A quelli di Laodicea, che credevano di avere successo nella loro relazione con le culture circostanti, anziché lode ed incoraggiamento c’è uno schietto rimprovero da Cristo. Di nuovo c’è una identificazione trina. Primo, Egli è “l’Amen” (3:14) o verità di Dio, “il Dio dell’Amen” o verità (Is. 65:16). Secondo, Egli è “il testimone fedele e verace” o martire. Terzo, Egli è “il principio della creazione di Dio”, principio (arche) qui significa origine [3]. Cristo non condivide la propria posizione con nessuno. Lui e solo lui è la verità, la via, la sorgente e il creatore della vita. Non ci può perciò essere fondamento comune tra Cristo e il mondo eccetto che sulla premessa del suo statuto quale creatore, redentore, e signore assoluto, la sola fonte e principio di interpretazione nella sua Parola e per mezzo di essa. Gli uomini stanno su un fondamento comune come peccatori in ribellione contro il loro creatore o come uomini salvati dalla grazia sovrana e ora membri della sua nuova umanità. Cercare un fondamento comune su qualsiasi altra base è un cercare sia una mediazione separata da Cristo, sia un Dio in antitesi con lui.
Di conseguenza, la chiesa di Laodicea, anziché essere coronata dal successo come credeva, non era né calda (al punto di bollitura, zestos) né fredda, ma solo repulsivamente tiepida, buona solo da essere sputata o vomitata fuori (3:15-16). L’indipendenza e la ricchezza di Laodicea potevano essere caratteristiche lodevoli nelle relazioni tra uomo e uomo, ma non erano la base per una relazione con Dio, che deve essere avvicinato dal povero in spirito, da quelli che sentono il loro bisogno spirituale ovvero la loro nudità, che fanno cordoglio sui loro peccati, e hanno fame e sete di giustizia (3:17). La vera ricchezza sta nel processo di affinamento di Dio, un procedimento del bruciare per castigare, o un’educazione che distrugge le scorie. Non c’è oro puro senza il fuoco di affinamento, né vera ricchezza spirituale e saggezza senza la fornace delle afflizioni e delle prove. Significa mettersi delle “vesti bianche” la giustizia di Cristo quale nostra legge e potere sovrano anziché la sintesi col mondo. Significa che la vera vista non proviene dalla scienza umana ma dalla radicale accettazione di Gesù Cristo e della sua parola quali premesse e presupposizioni di ogni pensiero, scienza inclusa (3:18). Quelli che Cristo ama, castiga, cioè porta a loro il ravvedimento [4]. “Riprendere” è paideuo educazione e disciplina. La chiesa a Laodicea aveva cercato di evitare la sua via in favore di un sentiero “più semplice” e viene ora richiamata ad essere zelante e ravvedersi (3:19).
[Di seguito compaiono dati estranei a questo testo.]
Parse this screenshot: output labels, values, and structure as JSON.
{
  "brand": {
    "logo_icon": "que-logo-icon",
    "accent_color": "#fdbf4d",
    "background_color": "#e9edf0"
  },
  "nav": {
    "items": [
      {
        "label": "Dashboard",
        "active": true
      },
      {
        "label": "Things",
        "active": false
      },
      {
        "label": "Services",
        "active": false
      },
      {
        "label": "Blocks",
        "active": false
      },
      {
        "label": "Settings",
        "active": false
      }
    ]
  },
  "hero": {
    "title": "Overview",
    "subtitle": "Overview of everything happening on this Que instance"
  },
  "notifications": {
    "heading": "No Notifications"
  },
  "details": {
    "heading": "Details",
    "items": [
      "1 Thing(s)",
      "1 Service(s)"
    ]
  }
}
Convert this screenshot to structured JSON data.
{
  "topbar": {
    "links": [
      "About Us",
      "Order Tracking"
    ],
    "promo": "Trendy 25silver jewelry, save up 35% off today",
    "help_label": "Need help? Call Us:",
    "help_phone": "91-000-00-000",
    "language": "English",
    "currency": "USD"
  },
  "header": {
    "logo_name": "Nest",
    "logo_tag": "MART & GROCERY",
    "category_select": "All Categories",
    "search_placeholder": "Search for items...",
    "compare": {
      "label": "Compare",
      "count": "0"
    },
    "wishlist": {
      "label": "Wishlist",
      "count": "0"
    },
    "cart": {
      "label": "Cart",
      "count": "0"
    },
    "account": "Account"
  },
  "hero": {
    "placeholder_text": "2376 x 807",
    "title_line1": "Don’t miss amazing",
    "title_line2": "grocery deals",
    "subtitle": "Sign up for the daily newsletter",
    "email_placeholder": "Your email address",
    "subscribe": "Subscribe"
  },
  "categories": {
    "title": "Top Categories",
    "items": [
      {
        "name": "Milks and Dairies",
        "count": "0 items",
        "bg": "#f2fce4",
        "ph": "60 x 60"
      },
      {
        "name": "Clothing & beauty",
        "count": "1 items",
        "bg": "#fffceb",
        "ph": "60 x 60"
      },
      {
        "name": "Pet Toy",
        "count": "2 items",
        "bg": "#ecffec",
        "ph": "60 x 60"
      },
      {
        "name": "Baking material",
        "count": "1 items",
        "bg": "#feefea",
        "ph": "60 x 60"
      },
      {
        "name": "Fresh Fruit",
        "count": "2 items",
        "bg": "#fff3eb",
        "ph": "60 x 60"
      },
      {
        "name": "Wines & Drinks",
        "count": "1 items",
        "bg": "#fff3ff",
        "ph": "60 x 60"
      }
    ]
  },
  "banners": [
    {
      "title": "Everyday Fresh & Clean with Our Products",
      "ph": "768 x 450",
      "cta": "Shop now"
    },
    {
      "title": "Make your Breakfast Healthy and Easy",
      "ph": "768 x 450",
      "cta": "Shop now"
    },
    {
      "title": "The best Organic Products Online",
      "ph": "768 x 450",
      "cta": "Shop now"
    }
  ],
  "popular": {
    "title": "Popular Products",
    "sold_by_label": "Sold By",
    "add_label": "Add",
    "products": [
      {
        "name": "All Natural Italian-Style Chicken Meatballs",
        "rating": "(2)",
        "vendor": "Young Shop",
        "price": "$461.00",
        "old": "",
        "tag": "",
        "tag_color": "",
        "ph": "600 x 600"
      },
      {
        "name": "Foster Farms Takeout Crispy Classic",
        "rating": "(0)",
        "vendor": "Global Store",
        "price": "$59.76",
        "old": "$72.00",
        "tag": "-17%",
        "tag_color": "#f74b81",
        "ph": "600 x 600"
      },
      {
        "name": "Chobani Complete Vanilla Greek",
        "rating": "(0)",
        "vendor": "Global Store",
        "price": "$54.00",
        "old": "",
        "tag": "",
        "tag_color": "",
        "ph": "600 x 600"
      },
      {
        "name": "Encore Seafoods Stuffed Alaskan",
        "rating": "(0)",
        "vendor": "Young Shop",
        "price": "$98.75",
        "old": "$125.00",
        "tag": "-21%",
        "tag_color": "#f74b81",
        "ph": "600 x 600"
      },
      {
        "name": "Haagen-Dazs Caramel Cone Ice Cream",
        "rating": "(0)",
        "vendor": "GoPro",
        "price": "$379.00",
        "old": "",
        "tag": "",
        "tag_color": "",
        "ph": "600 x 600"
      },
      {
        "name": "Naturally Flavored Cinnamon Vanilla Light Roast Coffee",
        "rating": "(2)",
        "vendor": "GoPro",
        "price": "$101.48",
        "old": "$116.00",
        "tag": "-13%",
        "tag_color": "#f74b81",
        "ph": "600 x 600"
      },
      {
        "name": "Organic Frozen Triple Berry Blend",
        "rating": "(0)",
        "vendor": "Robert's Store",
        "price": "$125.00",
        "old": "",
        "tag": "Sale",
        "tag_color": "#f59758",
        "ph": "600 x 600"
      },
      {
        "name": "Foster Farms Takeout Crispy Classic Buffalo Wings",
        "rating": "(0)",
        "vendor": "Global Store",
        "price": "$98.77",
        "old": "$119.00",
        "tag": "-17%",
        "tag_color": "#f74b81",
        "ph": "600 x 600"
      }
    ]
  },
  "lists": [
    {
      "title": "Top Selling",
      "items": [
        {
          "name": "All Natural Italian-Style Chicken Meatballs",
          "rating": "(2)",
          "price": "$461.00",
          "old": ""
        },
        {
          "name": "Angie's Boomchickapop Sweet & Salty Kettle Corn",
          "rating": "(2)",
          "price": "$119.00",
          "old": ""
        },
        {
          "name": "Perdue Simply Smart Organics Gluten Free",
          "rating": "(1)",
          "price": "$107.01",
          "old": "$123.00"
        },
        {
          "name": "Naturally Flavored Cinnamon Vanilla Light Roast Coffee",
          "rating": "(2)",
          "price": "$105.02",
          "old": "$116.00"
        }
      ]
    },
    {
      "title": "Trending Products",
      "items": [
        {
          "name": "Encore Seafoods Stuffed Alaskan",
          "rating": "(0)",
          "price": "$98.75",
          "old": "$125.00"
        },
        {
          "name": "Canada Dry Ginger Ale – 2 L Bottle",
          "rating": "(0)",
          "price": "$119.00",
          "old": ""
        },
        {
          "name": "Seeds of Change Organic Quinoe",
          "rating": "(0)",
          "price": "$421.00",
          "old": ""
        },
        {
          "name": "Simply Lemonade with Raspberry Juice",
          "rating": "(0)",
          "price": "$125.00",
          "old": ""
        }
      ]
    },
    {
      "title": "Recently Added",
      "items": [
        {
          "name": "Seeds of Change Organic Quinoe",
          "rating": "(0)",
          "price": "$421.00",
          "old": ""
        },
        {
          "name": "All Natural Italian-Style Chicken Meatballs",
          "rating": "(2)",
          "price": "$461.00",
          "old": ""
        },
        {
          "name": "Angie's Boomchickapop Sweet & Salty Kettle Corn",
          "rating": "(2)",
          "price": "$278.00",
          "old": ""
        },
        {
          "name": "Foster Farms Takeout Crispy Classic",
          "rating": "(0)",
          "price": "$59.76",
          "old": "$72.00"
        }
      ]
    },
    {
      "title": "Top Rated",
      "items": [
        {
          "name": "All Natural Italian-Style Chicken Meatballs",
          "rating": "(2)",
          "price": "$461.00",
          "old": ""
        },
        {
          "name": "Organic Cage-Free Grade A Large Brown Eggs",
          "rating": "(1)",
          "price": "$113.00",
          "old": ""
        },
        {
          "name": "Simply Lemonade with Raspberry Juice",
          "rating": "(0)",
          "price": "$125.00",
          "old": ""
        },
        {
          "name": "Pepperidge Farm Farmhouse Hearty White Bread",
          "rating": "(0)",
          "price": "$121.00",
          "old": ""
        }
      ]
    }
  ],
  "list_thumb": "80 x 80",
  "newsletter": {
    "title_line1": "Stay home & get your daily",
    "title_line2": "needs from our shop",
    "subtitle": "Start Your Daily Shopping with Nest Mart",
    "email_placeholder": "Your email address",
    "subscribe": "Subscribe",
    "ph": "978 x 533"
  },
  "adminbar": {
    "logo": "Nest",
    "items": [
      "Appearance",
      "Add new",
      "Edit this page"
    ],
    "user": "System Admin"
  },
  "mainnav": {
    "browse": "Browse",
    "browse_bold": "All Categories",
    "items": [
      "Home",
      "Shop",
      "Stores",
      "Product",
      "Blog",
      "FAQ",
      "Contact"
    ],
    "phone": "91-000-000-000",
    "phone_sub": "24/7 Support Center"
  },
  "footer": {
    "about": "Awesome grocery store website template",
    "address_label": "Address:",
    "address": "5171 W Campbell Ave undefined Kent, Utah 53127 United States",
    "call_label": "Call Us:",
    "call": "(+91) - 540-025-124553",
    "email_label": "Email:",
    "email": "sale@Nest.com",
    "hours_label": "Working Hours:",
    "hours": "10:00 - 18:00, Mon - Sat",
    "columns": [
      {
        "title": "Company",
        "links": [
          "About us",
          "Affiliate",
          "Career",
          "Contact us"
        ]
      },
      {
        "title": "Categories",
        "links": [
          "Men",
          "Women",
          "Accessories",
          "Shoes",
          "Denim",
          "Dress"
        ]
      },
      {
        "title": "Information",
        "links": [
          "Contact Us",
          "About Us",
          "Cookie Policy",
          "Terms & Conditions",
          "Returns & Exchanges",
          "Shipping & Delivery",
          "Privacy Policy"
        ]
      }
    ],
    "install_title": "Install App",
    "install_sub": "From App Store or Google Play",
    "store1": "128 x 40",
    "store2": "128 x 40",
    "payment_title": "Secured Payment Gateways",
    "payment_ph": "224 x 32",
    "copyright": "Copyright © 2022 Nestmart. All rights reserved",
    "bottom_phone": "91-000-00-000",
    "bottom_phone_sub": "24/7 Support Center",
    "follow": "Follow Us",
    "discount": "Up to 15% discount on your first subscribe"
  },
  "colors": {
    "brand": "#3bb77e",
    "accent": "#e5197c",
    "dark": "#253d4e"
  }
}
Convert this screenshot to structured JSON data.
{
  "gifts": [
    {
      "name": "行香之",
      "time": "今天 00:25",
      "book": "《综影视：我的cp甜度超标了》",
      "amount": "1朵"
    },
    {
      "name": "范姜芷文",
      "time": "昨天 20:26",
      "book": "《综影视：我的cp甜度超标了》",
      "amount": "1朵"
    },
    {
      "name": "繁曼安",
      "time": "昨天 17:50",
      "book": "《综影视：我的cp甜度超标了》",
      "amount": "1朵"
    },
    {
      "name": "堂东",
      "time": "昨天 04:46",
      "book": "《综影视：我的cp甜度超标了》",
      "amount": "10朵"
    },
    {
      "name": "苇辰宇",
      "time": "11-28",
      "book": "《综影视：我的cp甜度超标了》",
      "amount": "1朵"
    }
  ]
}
Le parole conclusive a Laodicea, e a tutte le chiese, è diretta ai loro membri individualmente: “Chiunque” (3:20). A quelli che odono la sua “voce”, quelli che sono sottoposti alla sua parola, le Scritture, piuttosto che ad esperienze mistiche, espedienti umani, e sintesi, verrà aperto il tavolo della cena e della completa comunione. Questi regneranno con Cristo, il quale, nella sua umanità “ha vinto” e perciò “si è posto a sedere col Padre sul suo trono” (3:21). Il credente non è mai chiamato all’imitazione della divinità di Cristo, ma piuttosto alla partecipazione nell’umanità di Cristo e nella conseguente vittoria. È una radicale sovversione della fede biblica quando le due nature vengono confuse e con questo il fine dell’uomo diventa la propria deificazione. All’uomo non viene mai chiesto di essere più che uomo, ed egli non può essere mai né più né meno che un uomo. Uomo fu creato e sarà sempre o uomo in ribellione e apostasia o uomo in Cristo e nella sua grazia. Le filosofie che assumono che l’uomo sia, sia stato, o possa essere meno che uomo, assumono anche che l’uomo possa essere più che uomo. La caduta dell’uomo fu basata su questa presupposizione, ed ogni tesi similare è un’esemplificazione della caduta.
Gesù dovette vincere, e solo così avrebbe potuto regnare. I suoi sono salvati dalla sua opera di espiazione ma non con ciò risparmiati dalla vita, e vita significa, in questo mondo decaduto, lotte e afflizioni. L’arruolamento nell’esercito di Cristo non significa liberazione dalla battaglia ma liberazione dalla sconfitta. C’è ora una necessità di ingaggiare battaglia, di vincere e solo così di regnare. La condizione della vittoria è sempre la battaglia. In religione e in tutta la vita, la concupiscenza moderna per una vittoria senza combattimento è solo escapismo del tipo più brutto. La salvezza non è mai una liberazione dal conflitto ma la certezza della potenza e della vittoria nel conflitto. Di conseguenza, la salvezza, rovesciando la sconfitta, intensifica la lotta e fa rivivere l’antico stato di guerra dovunque questa divampi.
“Chi ha orecchi ascolti ciò che lo Spirito dice alle chiese”. Queste parole compaiono in ciascuna delle sette lettere. Si riferiscono, non all’orecchio fisico, ma al cuore (Gr. 6:10: Gv. 12:37-40), il quale solo ascolta, e ascolta solo quando rigenerato. Così, pur essendo un ammonimento ai reprobi, queste lettere sono ascoltate veramente solo dai rigenerati.
Note:
1. Ramsay, op.cit., 391s.
2. Ibid, p.398
3. Barclay, op. cit., p.97.
4. W. Boyd Carpenter, op. cit., p. 550; vedi anche Giovanni 16:8.